Additionally, a decrease in carbon emissions will not stop the impact of climate change or natural shocks and stressors. We have already seen the devastation caused by Cyclone Amphan in West Bengal and Odisha, and the locust attacks on standing crops in North India in May 2020.
Cyclone Amphan severely affected the climate-sensitive and biodiversity-rich Sunderbans, a cluster of low-lying islands in the Bay of Bengal. The 4.5 million people who lived in the Sunderbans battled climate change for decades; rising sea-levels have swallowed up their land and salinisation has made the land unfit for cultivation.
As a result of the lockdown, people lost daily wages for more than two months, and any financial safety net they might have had to build back what was lost in the cyclone has been completely erased.

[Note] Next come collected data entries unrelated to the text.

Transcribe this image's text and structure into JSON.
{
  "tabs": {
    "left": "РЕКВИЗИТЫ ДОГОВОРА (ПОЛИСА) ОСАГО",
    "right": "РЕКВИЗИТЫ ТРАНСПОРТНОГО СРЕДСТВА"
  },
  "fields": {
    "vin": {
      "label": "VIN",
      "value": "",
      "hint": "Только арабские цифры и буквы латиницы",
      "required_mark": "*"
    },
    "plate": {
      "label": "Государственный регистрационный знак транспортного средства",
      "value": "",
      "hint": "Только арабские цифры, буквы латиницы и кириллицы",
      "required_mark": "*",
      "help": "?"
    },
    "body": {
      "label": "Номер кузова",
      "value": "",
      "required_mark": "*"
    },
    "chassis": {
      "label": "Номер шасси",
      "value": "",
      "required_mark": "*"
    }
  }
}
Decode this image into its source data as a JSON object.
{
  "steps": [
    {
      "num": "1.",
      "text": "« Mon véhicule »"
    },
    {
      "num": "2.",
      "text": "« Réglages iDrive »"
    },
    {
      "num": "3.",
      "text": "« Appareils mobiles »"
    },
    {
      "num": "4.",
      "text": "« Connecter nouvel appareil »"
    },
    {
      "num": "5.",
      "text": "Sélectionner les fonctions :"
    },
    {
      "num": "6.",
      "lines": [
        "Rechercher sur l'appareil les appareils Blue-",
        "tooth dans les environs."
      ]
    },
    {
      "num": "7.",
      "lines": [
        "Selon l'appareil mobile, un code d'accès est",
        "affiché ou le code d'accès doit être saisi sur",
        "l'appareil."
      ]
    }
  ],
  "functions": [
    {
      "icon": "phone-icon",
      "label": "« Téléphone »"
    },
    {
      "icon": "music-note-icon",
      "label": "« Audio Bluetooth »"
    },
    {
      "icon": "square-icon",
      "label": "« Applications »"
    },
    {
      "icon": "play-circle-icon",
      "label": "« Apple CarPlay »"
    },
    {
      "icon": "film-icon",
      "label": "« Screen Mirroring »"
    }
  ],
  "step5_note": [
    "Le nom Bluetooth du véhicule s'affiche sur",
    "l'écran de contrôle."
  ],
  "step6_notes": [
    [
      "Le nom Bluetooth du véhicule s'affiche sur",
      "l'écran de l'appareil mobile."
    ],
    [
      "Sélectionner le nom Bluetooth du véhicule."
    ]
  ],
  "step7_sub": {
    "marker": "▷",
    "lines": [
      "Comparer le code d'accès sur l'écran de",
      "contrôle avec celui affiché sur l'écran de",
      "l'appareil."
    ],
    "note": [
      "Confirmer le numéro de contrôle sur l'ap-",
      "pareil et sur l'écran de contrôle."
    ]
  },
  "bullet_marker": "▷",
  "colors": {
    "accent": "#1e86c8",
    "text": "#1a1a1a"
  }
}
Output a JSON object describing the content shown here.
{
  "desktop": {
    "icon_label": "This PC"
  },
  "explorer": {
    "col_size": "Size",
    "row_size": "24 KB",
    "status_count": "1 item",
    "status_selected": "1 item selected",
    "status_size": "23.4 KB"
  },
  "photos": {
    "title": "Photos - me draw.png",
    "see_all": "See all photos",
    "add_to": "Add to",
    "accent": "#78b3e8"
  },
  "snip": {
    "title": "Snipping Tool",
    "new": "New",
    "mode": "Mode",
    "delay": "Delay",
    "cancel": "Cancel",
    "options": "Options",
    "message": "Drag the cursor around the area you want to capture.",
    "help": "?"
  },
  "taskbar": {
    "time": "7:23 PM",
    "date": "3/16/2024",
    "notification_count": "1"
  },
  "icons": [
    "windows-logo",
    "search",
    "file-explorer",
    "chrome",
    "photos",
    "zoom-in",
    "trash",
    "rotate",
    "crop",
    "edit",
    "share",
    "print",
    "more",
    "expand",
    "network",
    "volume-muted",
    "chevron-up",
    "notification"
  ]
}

COVID-19 has exacerbated their existing climate vulnerabilities and reduced their coping capacities.
The pandemic has made it painfully clear that failing to act on issues such as climate change and public health cuts into any development gains made in other sectors. Given the growing number of COVID-19 cases, and how communities have been affected along with their ability to cope with climate shocks, the government must factor in climate change in every decision related to the pandemic.